My point wasn't related to religion at all, actually. Rather that it's not as simple as "Schools should only teach science and concrete things, not beliefs" because our secular ideas on ethics are also beliefs, including our ideas that women are equal human beings to men. I think schools should at least explain our basic ideas on ethics because frankly, most people don't really understand them. But that invites the question of where to draw that line. Obviously I would want people to have feminist awareness drilled into them, but the fact is that teaching beliefs like that can be slippery slope, as we've seen.

Trans activists don't see their beliefs in gendersouls as religious, they see it as ethics. Lying about someone's sex is just politeness, because you wouldn't throw a racial slur in someone's face (nevermind that calling someone a slur is different from recognising neutral, objective reality). Gendersouls are real and true because it would be rude to refer to a random man as a woman (nevermind that there is no actual reason to lie about someone's sex unless you were trying to make a patriarchal evaluation of the person that supposedly trumps the neutral reality of one's sex, which is offensive for different reasons than "confronting reality offends me so you better engage in my delusion to make me feel better").

It's all purely an emotional appeal that has equal validity when applied to religion. After all, religion also makes people feel bad or even have an existential crisis when it's criticised, and many claim religion to be their life's purpose. Or heck, any offensive group could cry foul if it wanted to - white supremacists and incels also revolve their identities around their bigotry, meaning you make them depressed and suicidal when you invalidate their identity (actually incels already accuse women of killing them because they won't date or fuck them lmao), but trans is not treated as comparable just because it has the enlightened progressive umbrella to hide behind which automatically gives it validity, the same umbrella that shields it from accusations of misogyny.
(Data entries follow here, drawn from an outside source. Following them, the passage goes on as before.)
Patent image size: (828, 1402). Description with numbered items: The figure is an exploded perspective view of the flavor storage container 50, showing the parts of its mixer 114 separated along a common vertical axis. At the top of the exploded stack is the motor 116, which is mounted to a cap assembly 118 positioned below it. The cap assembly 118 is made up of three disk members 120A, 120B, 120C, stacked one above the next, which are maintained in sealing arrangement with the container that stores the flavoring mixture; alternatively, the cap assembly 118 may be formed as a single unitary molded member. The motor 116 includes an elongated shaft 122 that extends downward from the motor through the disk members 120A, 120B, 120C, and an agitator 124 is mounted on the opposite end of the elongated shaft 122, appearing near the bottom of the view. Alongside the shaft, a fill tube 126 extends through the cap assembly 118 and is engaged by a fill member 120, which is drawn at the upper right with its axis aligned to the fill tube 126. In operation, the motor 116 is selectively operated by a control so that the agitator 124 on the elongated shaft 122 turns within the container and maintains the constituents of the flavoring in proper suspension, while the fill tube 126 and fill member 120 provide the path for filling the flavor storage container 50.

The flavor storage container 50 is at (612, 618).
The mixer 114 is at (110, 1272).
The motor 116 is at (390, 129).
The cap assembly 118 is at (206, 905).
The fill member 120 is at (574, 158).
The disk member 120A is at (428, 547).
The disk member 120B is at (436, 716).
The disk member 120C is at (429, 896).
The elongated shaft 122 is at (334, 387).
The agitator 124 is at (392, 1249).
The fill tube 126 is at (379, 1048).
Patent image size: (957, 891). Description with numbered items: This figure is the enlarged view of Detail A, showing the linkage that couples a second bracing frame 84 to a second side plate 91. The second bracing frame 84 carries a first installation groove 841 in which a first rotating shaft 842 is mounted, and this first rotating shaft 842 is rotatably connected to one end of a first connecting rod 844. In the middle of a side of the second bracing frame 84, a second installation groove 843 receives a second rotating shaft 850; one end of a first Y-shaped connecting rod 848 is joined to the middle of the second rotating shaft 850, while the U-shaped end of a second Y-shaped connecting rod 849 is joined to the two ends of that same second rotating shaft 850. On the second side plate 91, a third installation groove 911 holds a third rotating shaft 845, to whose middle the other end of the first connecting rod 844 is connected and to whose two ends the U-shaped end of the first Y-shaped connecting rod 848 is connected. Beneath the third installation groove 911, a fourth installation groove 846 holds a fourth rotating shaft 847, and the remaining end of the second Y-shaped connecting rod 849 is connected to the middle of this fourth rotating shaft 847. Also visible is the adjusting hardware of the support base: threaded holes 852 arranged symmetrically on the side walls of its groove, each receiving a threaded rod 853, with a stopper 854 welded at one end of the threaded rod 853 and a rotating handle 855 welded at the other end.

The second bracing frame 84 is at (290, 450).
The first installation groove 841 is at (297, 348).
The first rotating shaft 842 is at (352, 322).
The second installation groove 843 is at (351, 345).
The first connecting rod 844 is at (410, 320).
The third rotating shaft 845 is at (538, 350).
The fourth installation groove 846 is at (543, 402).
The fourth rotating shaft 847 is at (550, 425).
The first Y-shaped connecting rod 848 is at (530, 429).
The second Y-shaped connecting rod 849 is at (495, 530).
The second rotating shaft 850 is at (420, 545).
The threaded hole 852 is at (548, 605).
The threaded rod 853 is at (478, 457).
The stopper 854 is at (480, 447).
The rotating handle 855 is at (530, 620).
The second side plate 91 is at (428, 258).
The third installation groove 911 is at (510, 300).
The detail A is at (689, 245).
At the end of the day I think the key distinction is that our regular beliefs, as imaginary as they are, acknowledge the simple fact that all human beings have a certain set of needs and dignity that should be met and who should be encouraged to reach a higher standard of human development, and the insistance on entertaining pure fiction for no reason other than making a delusional person feel better (as in the case of religion, trans or even bigotry) most certainly does not fall under that. But because people are stupid, and because liberalism has so many contradictions or just shoves its head in the sand as a solution, its ethics just get reduced to "It's mean to criticise anyone or make anyone feel bad because that's unkind" which, alongside opression Olympics, gets used to tell women to shut up when they talk about their human rights because misogyny is boring and normal, whereas transphobia is so exotic because NO-ONE gets it due to how absurd it is.